The easiest and most common way to give to AZPM is through a tax deductible gift of cash, usually made by check. However, gifts can take many forms. Here are a few options:
One of the most popular ways to leave a legacy gift to support AZPM is through a gift in your will. A bequest in your will describes your wishes to make a charitable gift after your death. These types of gifts provide the greatest amount of flexibility and can be used to support the areas or programs you are most passionate about at AZPM.
The value of your estate will likely fluctuate throughout your lifetime. Instead of giving a fixed dollar amount, consider gifting a percentage of your estate.
If you have named AZPM in your will or trust, please let us know so we can ensure that your gift is used according to your wishes. Notifying us of your plans will enable us to plan for the use of your future gift. However, if you prefer to remain anonymous, we will keep your name and gift in strict confidence.
If you are 70½ years old or older, you can take advantage of a simple way to give to AZPM and receive tax benefits in return. You can give up to $100,000 from your IRA directly to a qualified charity without having to pay income taxes on the money.
Gifts through an IRA Qualified Charitable Distribution (QCD) can satisfy your required minimum distribution for the year and reduce your taxable income, even if you do not itemize deductions.
Here are two sample letters.
Naming AZPM as a beneficiary of one of your assets, such as your retirement plan, stock, or life insurance policy, is a convenient way to ensure we can continue to serve our audience. All it takes are a few minutes and a simple form.
Retirement funds directed to individuals, other than a spouse, can be subject to a high level of both federal and state income and estate taxes. When you name AZPM as the partial, sole or contingent beneficiary of your retirement plan assets, such as an IRA, 401 (k), 403 (b), or a profit-sharing or other defined contribution plan, you can avoid taxation and AZPM receives 100% of the retirement plan assets.
Do you want to support AZPM but worry about having enough income for yourself? A Charitable Gift Annuity through AZPM can give you a reliable income stream for life and significant tax savings. You provide AZPM with resources to support our mission beyond your lifetime. You may also qualify for tax benefits, including a federal income tax deduction.
To establish a charitable gift annuity, you make a gift to UA Foundation for the benefit of AZPM and in exchange you receive a fixed annual dollar amount for life. The principal remaining at your death will then benefit AZPM.

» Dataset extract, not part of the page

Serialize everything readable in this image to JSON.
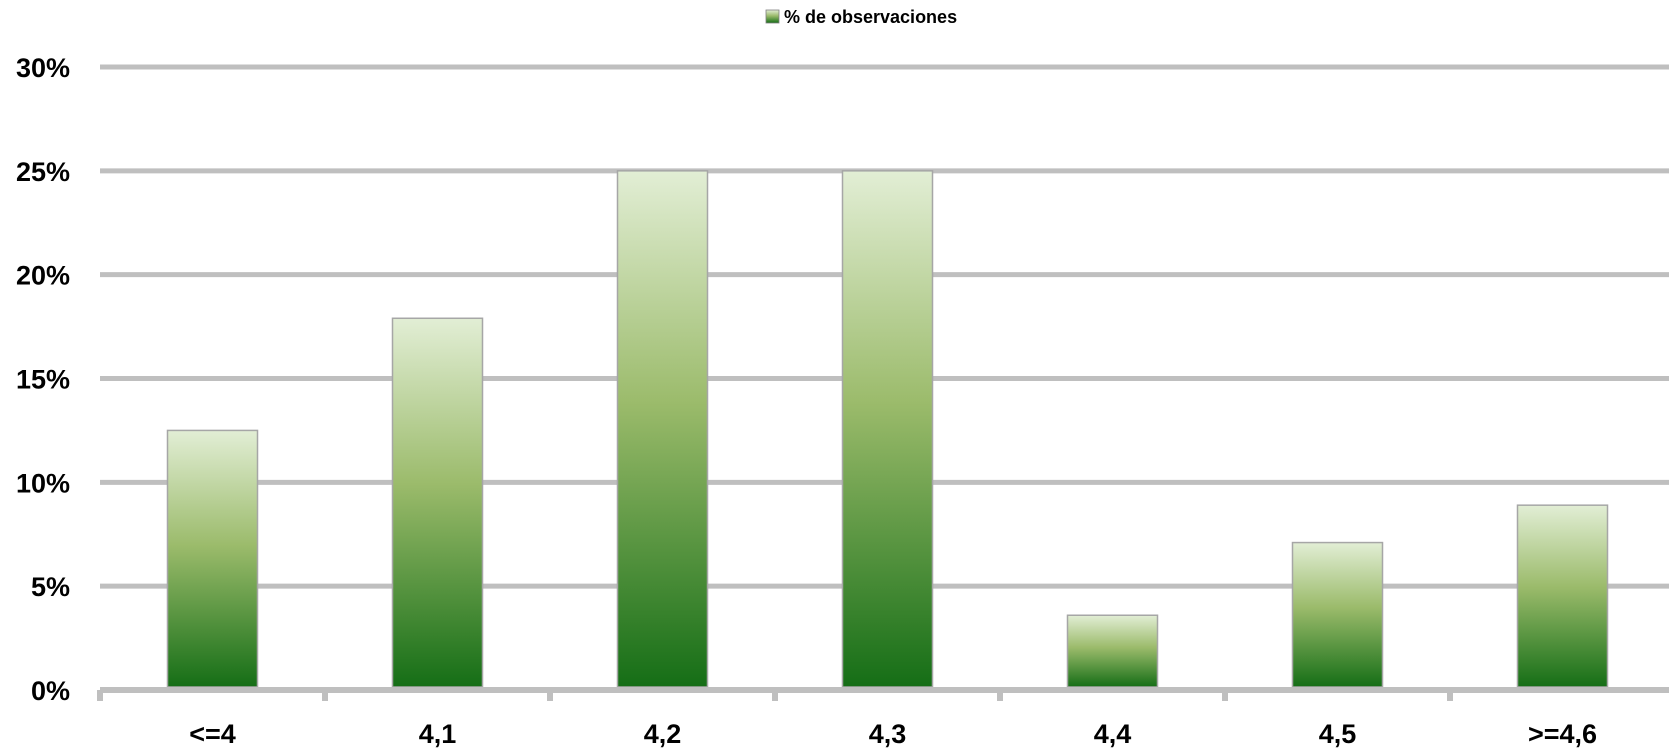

While gift annuities can be funded beginning at age 65, this type of gift might be especially attractive if you are aged 70 or older, you want to support AZPM, and you would like to secure an immediate stream of income for yourself or for yourself and your spouse. The amount of the payments is based on the age(s) of the beneficiary(ies). The older one is, the higher the payout rate one receives. In addition to the stream of fixed payments, the gift will also generate an immediate charitable income-tax deduction. If you are younger and you wish to begin receiving payments at a future date, a deferred-payment gift annuity might be a more suitable gift arrangement.

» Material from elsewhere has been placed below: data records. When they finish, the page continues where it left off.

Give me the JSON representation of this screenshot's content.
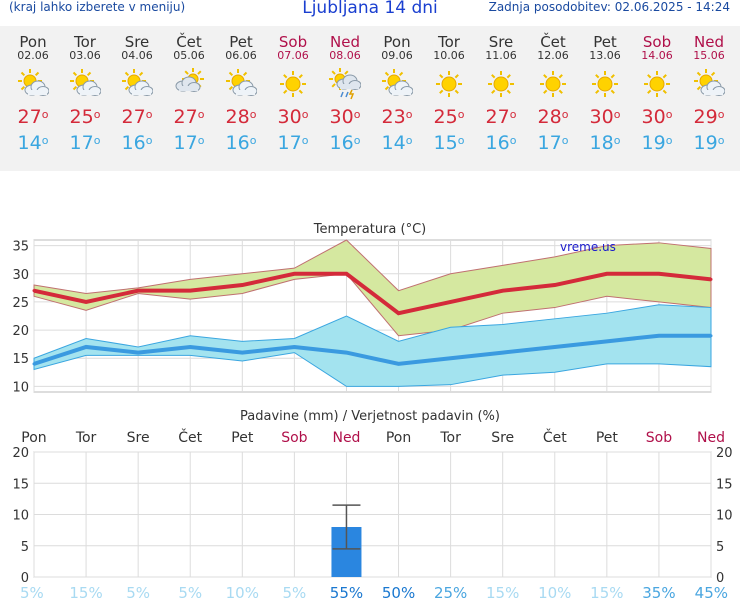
{
  "header": {
    "note": "(kraj lahko izberete v meniju)",
    "title": "Ljubljana 14 dni",
    "updated": "Zadnja posodobitev: 02.06.2025 - 14:24"
  },
  "days": [
    {
      "name": "Pon",
      "date": "02.06",
      "weekend": false,
      "icon": "sun-cloud-icon",
      "tmax": "27",
      "tmin": "14"
    },
    {
      "name": "Tor",
      "date": "03.06",
      "weekend": false,
      "icon": "sun-cloud-icon",
      "tmax": "25",
      "tmin": "17"
    },
    {
      "name": "Sre",
      "date": "04.06",
      "weekend": false,
      "icon": "sun-cloud-icon",
      "tmax": "27",
      "tmin": "16"
    },
    {
      "name": "Čet",
      "date": "05.06",
      "weekend": false,
      "icon": "cloud-sun-icon",
      "tmax": "27",
      "tmin": "17"
    },
    {
      "name": "Pet",
      "date": "06.06",
      "weekend": false,
      "icon": "sun-cloud-icon",
      "tmax": "28",
      "tmin": "16"
    },
    {
      "name": "Sob",
      "date": "07.06",
      "weekend": true,
      "icon": "sun-icon",
      "tmax": "30",
      "tmin": "17"
    },
    {
      "name": "Ned",
      "date": "08.06",
      "weekend": true,
      "icon": "sun-storm-icon",
      "tmax": "30",
      "tmin": "16"
    },
    {
      "name": "Pon",
      "date": "09.06",
      "weekend": false,
      "icon": "sun-cloud-icon",
      "tmax": "23",
      "tmin": "14"
    },
    {
      "name": "Tor",
      "date": "10.06",
      "weekend": false,
      "icon": "sun-icon",
      "tmax": "25",
      "tmin": "15"
    },
    {
      "name": "Sre",
      "date": "11.06",
      "weekend": false,
      "icon": "sun-icon",
      "tmax": "27",
      "tmin": "16"
    },
    {
      "name": "Čet",
      "date": "12.06",
      "weekend": false,
      "icon": "sun-icon",
      "tmax": "28",
      "tmin": "17"
    },
    {
      "name": "Pet",
      "date": "13.06",
      "weekend": false,
      "icon": "sun-icon",
      "tmax": "30",
      "tmin": "18"
    },
    {
      "name": "Sob",
      "date": "14.06",
      "weekend": true,
      "icon": "sun-icon",
      "tmax": "30",
      "tmin": "19"
    },
    {
      "name": "Ned",
      "date": "15.06",
      "weekend": true,
      "icon": "sun-cloud-icon",
      "tmax": "29",
      "tmin": "19"
    }
  ],
  "colors": {
    "tmax": "#d42a3a",
    "tmin": "#3aa6e0",
    "weekend": "#b0104a",
    "band_max": "#d5e8a0",
    "band_min": "#a3e3ef",
    "precip_bar": "#2a86e0"
  },
  "chart_data": [
    {
      "type": "line",
      "title": "Temperatura (°C)",
      "watermark": "vreme.us",
      "ylim": [
        9,
        36
      ],
      "yticks": [
        10,
        15,
        20,
        25,
        30,
        35
      ],
      "grid": true,
      "series": [
        {
          "role": "tmax",
          "values": [
            27,
            25,
            27,
            27,
            28,
            30,
            30,
            23,
            25,
            27,
            28,
            30,
            30,
            29
          ]
        },
        {
          "role": "tmax-upper",
          "values": [
            28,
            26.5,
            27.5,
            29,
            30,
            31,
            36,
            27,
            30,
            31.5,
            33,
            35,
            35.5,
            34.5
          ]
        },
        {
          "role": "tmax-lower",
          "values": [
            26,
            23.5,
            26.5,
            25.5,
            26.5,
            29,
            30,
            19,
            20,
            23,
            24,
            26,
            25,
            24
          ]
        },
        {
          "role": "tmin",
          "values": [
            14,
            17,
            16,
            17,
            16,
            17,
            16,
            14,
            15,
            16,
            17,
            18,
            19,
            19
          ]
        },
        {
          "role": "tmin-upper",
          "values": [
            15,
            18.5,
            17,
            19,
            18,
            18.5,
            22.5,
            18,
            20.5,
            21,
            22,
            23,
            24.5,
            24
          ]
        },
        {
          "role": "tmin-lower",
          "values": [
            13,
            15.5,
            15.5,
            15.5,
            14.5,
            16,
            10,
            10,
            10.3,
            12,
            12.5,
            14,
            14,
            13.5
          ]
        }
      ]
    },
    {
      "type": "bar",
      "title": "Padavine (mm) / Verjetnost padavin (%)",
      "categories": [
        "Pon",
        "Tor",
        "Sre",
        "Čet",
        "Pet",
        "Sob",
        "Ned",
        "Pon",
        "Tor",
        "Sre",
        "Čet",
        "Pet",
        "Sob",
        "Ned"
      ],
      "values": [
        0,
        0,
        0,
        0,
        0,
        0,
        8,
        0,
        0,
        0,
        0,
        0,
        0,
        0
      ],
      "error_range": [
        [
          0,
          0
        ],
        [
          0,
          0
        ],
        [
          0,
          0
        ],
        [
          0,
          0
        ],
        [
          0,
          0
        ],
        [
          0,
          0
        ],
        [
          4.5,
          11.5
        ],
        [
          0,
          0
        ],
        [
          0,
          0
        ],
        [
          0,
          0
        ],
        [
          0,
          0
        ],
        [
          0,
          0
        ],
        [
          0,
          0
        ],
        [
          0,
          0
        ]
      ],
      "probability": [
        "5%",
        "15%",
        "5%",
        "5%",
        "10%",
        "5%",
        "55%",
        "50%",
        "25%",
        "15%",
        "10%",
        "15%",
        "35%",
        "45%"
      ],
      "ylim": [
        0,
        20
      ],
      "yticks": [
        0,
        5,
        10,
        15,
        20
      ],
      "grid": true
    }
  ]
}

Example: Anne, aged 78, gives $25,000 in cash to UA Foundation for the benefit of AZPM in exchange for a gift annuity. She receives an income-tax deduction of approximately $11,563, based on her age. She will begin receiving income checks of $1,500 each year for the rest of her life. When she passes away, the remaining principal will benefit AZPM. This example is for illustrative purposes only. Deductions and calculations will vary depending on your personal circumstances and annuity rates as determined by The American Council on Gift Annuities.
Pointer: The charitable gift annuity is especially rewarding if funded with appreciated long-term securities that generate little or no income. If you transfer such securities to UA Foundation in exchange for a charitable gift annuity, you will avoid a significant amount of capital-gain taxation and any remaining capital gain will be reported in prorated amounts over the life (or lives) of the donors.

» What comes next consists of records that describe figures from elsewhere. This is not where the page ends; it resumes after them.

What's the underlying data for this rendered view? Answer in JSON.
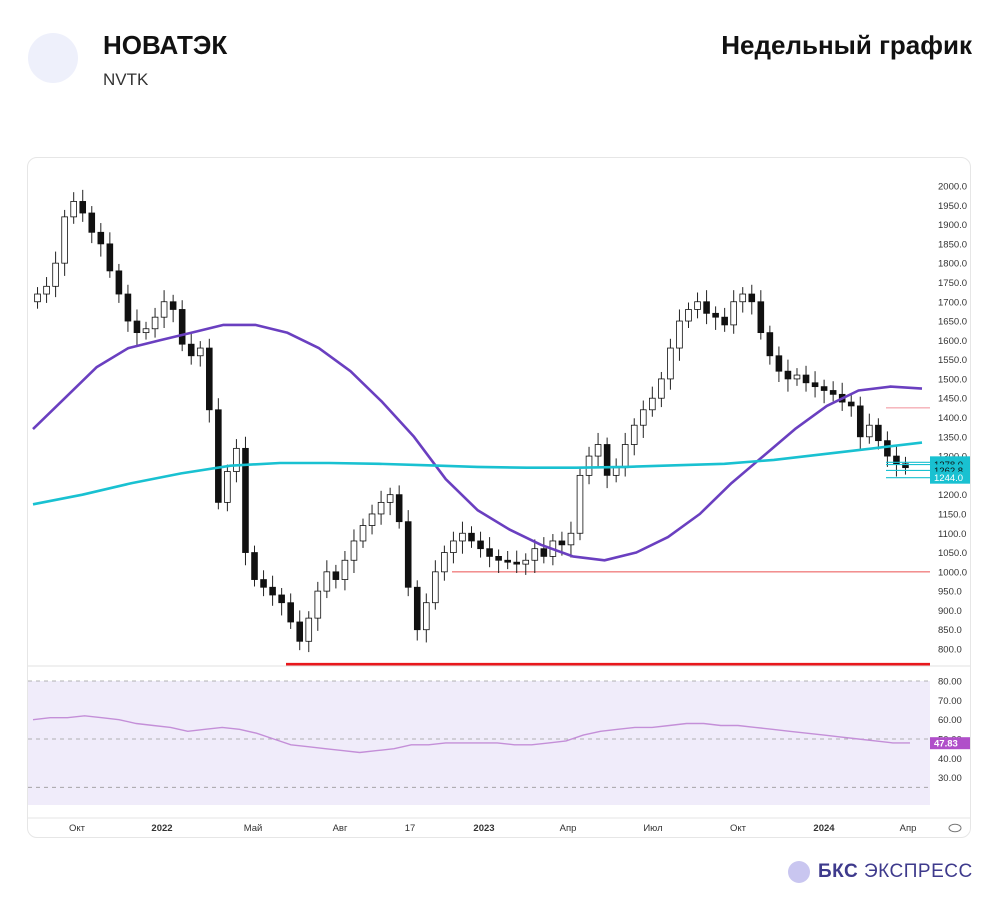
{
  "header": {
    "company": "НОВАТЭК",
    "ticker": "NVTK",
    "chart_type": "Недельный график"
  },
  "brand": {
    "bold": "БКС",
    "rest": "ЭКСПРЕСС"
  },
  "chart_data": [
    {
      "type": "candlestick",
      "ylim": [
        700,
        2050
      ],
      "price_ticks": [
        800,
        850,
        900,
        950,
        1000,
        1050,
        1100,
        1150,
        1200,
        1250,
        1300,
        1350,
        1400,
        1450,
        1500,
        1550,
        1600,
        1650,
        1700,
        1750,
        1800,
        1850,
        1900,
        1950,
        2000
      ],
      "price_labels": [
        "1283.8",
        "1278.0",
        "1262.8",
        "1244.0"
      ],
      "time_labels": [
        "Окт",
        "2022",
        "Май",
        "Авг",
        "17",
        "2023",
        "Апр",
        "Июл",
        "Окт",
        "2024",
        "Апр"
      ],
      "close": [
        1720,
        1740,
        1800,
        1920,
        1960,
        1930,
        1880,
        1850,
        1780,
        1720,
        1650,
        1620,
        1630,
        1660,
        1700,
        1680,
        1590,
        1560,
        1580,
        1420,
        1180,
        1260,
        1320,
        1050,
        980,
        960,
        940,
        920,
        870,
        820,
        880,
        950,
        1000,
        980,
        1030,
        1080,
        1120,
        1150,
        1180,
        1200,
        1130,
        960,
        850,
        920,
        1000,
        1050,
        1080,
        1100,
        1080,
        1060,
        1040,
        1030,
        1025,
        1020,
        1030,
        1060,
        1040,
        1080,
        1070,
        1100,
        1250,
        1300,
        1330,
        1250,
        1270,
        1330,
        1380,
        1420,
        1450,
        1500,
        1580,
        1650,
        1680,
        1700,
        1670,
        1660,
        1640,
        1700,
        1720,
        1700,
        1620,
        1560,
        1520,
        1500,
        1510,
        1490,
        1480,
        1470,
        1460,
        1440,
        1430,
        1350,
        1380,
        1340,
        1300,
        1280,
        1270
      ],
      "lines": [
        {
          "name": "",
          "color": "#6a3fc0",
          "values": [
            1370,
            1450,
            1530,
            1580,
            1600,
            1620,
            1640,
            1640,
            1620,
            1580,
            1520,
            1440,
            1350,
            1240,
            1160,
            1110,
            1070,
            1040,
            1030,
            1050,
            1090,
            1150,
            1230,
            1300,
            1370,
            1430,
            1470,
            1480,
            1475
          ]
        },
        {
          "name": "",
          "color": "#19c1d1",
          "values": [
            1175,
            1200,
            1230,
            1255,
            1275,
            1282,
            1282,
            1280,
            1276,
            1272,
            1270,
            1270,
            1272,
            1276,
            1280,
            1290,
            1305,
            1320,
            1335
          ]
        }
      ],
      "levels": [
        {
          "value": 1000,
          "color": "#f08080"
        },
        {
          "value": 760,
          "color": "#e8171c"
        },
        {
          "value": 1425,
          "color": "#f5aeb4"
        }
      ]
    },
    {
      "type": "line",
      "ylim": [
        20,
        85
      ],
      "ticks": [
        30,
        40,
        50,
        60,
        70,
        80
      ],
      "tick_labels": [
        "30.00",
        "40.00",
        "50.00",
        "60.00",
        "70.00",
        "80.00"
      ],
      "current_label": "47.83",
      "color": "#c48fd8",
      "values": [
        60,
        61,
        61,
        62,
        61,
        60,
        58,
        57,
        56,
        54,
        55,
        56,
        55,
        53,
        50,
        47,
        46,
        45,
        44,
        43,
        44,
        45,
        47,
        47,
        48,
        48,
        48,
        48,
        47,
        47,
        48,
        49,
        52,
        54,
        55,
        56,
        56,
        57,
        58,
        58,
        57,
        57,
        56,
        55,
        54,
        53,
        52,
        51,
        50,
        49,
        48,
        48
      ]
    }
  ]
}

If you are 70½ or older, you can fund a charitable gift annuity, charitable remainder unitrust or charitable remainder annuity trust by making a one-time election for a qualified charitable distribution of up to $50,000 (without being taxed on the distribution) from your IRA during a single calendar year. Note: This opportunity comes with special rules, so contact us to see if this option is right for you.
These types of life income gifts allow you to make a gift to a qualified charitable organization and receive lifetime payments to boost your retirement income or provide a lifetime payment for you or your spouse.
Almost any type of real estate may be donated: undeveloped land, farms, commercial buildings, vacation homes, or your residence.
You receive a charitable income-tax deduction for the full fair-market value of the unencumbered real estate. You may apply the deduction up to 30% of your adjusted gross income—in the year of the gift—with the five-year carryover provision. You avoid capital-gain tax on the appreciation you have in the property, and there are no gift taxes. Because you have removed the property from your estate, you may also reduce your estate taxes.
Donor-advised funds are a convenient and easy way to organize your charitable intentions. A donor advised fund, which is like a charitable savings account, gives you the flexibility to recommend how much and how often money is granted to AZPM and other qualified charities.